Montréal, samedi 4 mars 2006 – La sortie intempestive de la présidente de la commission de l’équité salariale, Rosette Côté, qui décrète qui et sur quoi des salariés peuvent faire la grève a irrité au plus haut point la FTQ.

« Ce n’est pas la première fois que Mme Côté fait ce genre d’intervention tout à fait déplacée. Qu’elle se contente de faire appliquer la loi, elle en a déjà plein les bras avec les dossiers non réglés, et qu’elle laisse les parties travailler, y compris avec leurs rapports de force respectifs », a indiqué le secrétaire général de la FTQ qui rappelle qu’il y a déjà eu des grèves sur l’équité salariale, notamment à l’Université de Montréal.

« On a tout fait, à l’origine de la loi, pour que ce processus ne soit pas judiciarisé et c’est d’ailleurs la raison pour laquelle c’est la Commission des relations de travail qui intervient en bout de ligne si des mesures ne sont pas appliquées en milieu de travail. Par ses interventions, Mme Côté est en train de politiser le processus d’équité, ce qui n’est guère mieux », a ajouté M. Roy.

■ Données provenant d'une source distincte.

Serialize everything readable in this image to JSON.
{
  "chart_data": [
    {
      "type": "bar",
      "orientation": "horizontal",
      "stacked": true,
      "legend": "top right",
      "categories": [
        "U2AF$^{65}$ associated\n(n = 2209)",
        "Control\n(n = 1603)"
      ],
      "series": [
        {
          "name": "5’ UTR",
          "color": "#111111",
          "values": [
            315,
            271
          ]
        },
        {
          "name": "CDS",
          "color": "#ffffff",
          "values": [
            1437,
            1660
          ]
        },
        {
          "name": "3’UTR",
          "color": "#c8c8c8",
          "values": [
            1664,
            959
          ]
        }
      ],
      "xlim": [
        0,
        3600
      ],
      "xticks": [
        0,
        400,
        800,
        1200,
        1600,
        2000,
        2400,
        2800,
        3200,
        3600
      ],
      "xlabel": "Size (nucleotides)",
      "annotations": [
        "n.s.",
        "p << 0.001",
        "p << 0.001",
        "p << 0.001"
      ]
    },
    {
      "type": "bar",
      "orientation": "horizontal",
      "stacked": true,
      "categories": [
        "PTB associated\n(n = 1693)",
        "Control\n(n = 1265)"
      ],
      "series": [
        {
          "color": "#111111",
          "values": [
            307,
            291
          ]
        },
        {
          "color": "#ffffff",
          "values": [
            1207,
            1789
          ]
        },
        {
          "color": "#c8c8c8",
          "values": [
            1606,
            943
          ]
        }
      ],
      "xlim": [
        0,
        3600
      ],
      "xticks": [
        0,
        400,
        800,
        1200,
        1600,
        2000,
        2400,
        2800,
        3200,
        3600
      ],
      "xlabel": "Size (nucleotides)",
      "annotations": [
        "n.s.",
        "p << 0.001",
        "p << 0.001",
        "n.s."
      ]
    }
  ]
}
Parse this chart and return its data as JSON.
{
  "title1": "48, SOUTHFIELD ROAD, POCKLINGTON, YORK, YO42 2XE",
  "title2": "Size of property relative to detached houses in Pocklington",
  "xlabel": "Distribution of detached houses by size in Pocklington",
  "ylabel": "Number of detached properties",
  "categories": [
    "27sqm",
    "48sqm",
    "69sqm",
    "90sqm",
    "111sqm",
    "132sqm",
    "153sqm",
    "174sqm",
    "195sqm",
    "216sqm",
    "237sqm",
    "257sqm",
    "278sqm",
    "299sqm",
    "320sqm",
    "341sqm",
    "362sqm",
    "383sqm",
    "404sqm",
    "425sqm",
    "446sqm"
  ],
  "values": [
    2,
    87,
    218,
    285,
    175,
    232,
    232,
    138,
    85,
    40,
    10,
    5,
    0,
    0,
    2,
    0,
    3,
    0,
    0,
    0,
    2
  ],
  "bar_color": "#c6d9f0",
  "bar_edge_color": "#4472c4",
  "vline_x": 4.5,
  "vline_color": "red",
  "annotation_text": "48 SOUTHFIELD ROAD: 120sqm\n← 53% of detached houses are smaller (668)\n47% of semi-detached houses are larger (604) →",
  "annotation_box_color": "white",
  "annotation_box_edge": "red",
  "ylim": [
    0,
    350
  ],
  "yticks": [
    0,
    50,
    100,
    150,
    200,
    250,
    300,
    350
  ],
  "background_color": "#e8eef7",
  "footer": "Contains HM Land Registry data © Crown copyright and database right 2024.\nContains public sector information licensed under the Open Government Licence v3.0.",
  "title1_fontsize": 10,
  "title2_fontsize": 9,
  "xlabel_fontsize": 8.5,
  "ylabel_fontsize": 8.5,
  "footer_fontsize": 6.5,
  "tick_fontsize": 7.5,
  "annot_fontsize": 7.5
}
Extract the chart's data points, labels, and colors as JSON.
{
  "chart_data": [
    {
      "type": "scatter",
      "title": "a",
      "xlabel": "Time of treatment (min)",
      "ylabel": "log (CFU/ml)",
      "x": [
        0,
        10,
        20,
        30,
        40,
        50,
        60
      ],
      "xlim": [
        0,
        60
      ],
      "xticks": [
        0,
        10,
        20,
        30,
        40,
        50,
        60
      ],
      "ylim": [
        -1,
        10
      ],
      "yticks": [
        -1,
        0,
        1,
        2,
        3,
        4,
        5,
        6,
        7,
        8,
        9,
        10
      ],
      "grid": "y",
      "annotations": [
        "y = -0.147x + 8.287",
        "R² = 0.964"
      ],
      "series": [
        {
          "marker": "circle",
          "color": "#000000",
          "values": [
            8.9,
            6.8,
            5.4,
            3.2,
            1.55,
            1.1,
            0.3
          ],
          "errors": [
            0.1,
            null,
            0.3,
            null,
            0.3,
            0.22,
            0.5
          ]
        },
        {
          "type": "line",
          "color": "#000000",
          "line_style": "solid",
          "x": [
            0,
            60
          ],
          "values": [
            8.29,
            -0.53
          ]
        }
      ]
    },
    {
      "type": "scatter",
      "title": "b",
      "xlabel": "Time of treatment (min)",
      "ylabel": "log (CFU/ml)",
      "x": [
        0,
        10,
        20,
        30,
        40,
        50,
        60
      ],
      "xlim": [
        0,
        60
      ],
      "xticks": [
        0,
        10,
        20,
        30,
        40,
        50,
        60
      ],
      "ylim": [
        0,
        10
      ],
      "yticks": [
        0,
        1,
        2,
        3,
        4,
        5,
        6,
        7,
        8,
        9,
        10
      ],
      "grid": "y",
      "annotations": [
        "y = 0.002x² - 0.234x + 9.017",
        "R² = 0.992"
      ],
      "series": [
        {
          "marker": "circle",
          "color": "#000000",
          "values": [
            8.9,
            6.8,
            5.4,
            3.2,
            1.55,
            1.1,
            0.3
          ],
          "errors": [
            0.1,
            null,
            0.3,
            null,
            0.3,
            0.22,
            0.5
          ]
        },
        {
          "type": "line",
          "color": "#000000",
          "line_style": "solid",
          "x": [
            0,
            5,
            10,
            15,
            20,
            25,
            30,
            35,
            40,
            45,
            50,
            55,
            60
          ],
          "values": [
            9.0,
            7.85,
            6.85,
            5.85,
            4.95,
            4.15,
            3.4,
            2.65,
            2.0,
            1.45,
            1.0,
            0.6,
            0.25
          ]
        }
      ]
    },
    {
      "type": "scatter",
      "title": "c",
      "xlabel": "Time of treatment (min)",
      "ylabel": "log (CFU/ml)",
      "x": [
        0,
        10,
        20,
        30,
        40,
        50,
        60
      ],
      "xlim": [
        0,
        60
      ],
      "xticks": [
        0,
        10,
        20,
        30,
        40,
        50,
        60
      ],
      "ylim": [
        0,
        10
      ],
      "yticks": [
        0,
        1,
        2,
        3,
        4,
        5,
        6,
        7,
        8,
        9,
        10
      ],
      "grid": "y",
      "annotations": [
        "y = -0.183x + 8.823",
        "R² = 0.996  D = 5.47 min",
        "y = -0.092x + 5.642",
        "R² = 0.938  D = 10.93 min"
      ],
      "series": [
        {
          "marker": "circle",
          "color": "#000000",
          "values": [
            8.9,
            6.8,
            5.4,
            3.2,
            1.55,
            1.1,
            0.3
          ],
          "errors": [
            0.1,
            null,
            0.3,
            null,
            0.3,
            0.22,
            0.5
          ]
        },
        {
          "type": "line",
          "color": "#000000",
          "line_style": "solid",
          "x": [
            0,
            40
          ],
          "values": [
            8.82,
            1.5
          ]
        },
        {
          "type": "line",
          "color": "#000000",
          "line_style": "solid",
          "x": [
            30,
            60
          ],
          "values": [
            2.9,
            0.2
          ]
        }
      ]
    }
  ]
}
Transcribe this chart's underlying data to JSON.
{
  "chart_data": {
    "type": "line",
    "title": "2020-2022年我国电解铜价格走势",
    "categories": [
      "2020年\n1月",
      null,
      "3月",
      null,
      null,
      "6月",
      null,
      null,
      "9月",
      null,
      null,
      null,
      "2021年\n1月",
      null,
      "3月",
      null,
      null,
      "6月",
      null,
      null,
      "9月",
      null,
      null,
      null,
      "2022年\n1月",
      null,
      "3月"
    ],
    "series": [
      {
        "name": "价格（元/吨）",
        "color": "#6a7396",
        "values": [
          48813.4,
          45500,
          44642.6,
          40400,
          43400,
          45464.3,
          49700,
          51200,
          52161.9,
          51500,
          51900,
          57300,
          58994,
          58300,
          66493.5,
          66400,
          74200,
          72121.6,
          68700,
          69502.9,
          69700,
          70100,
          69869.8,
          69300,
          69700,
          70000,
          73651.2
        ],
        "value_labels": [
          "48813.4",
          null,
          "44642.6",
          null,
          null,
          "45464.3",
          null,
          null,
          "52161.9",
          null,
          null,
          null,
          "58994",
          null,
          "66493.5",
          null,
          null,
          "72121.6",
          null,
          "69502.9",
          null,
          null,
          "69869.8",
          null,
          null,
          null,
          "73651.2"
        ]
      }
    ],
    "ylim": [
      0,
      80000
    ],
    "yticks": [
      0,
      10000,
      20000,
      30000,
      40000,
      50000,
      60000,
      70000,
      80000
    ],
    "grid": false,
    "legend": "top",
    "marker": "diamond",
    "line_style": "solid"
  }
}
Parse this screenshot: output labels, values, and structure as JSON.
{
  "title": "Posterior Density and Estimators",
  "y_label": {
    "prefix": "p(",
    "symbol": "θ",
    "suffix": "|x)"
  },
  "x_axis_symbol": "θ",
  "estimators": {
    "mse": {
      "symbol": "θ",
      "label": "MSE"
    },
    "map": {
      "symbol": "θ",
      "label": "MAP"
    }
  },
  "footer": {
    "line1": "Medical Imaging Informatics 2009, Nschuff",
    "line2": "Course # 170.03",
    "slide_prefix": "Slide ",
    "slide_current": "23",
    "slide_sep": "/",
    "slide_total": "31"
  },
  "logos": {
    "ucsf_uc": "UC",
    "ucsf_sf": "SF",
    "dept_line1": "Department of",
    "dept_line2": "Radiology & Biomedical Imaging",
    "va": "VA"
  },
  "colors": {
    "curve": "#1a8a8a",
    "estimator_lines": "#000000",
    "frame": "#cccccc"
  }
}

« Si un employeur est de mauvaise foi, on épuisera tous les recours prévus à la loi mais on ne s’attachera certainement pas les mains derrière le dos en renonçant au recours ultime qu’est la grève. Que Mme Côté se le tienne pour dit », a conclu René Roy.

La FTQ est la plus grande centrale syndicale québécoise avec plus de un demi-million de membres, dont plus de 170 000 femmes.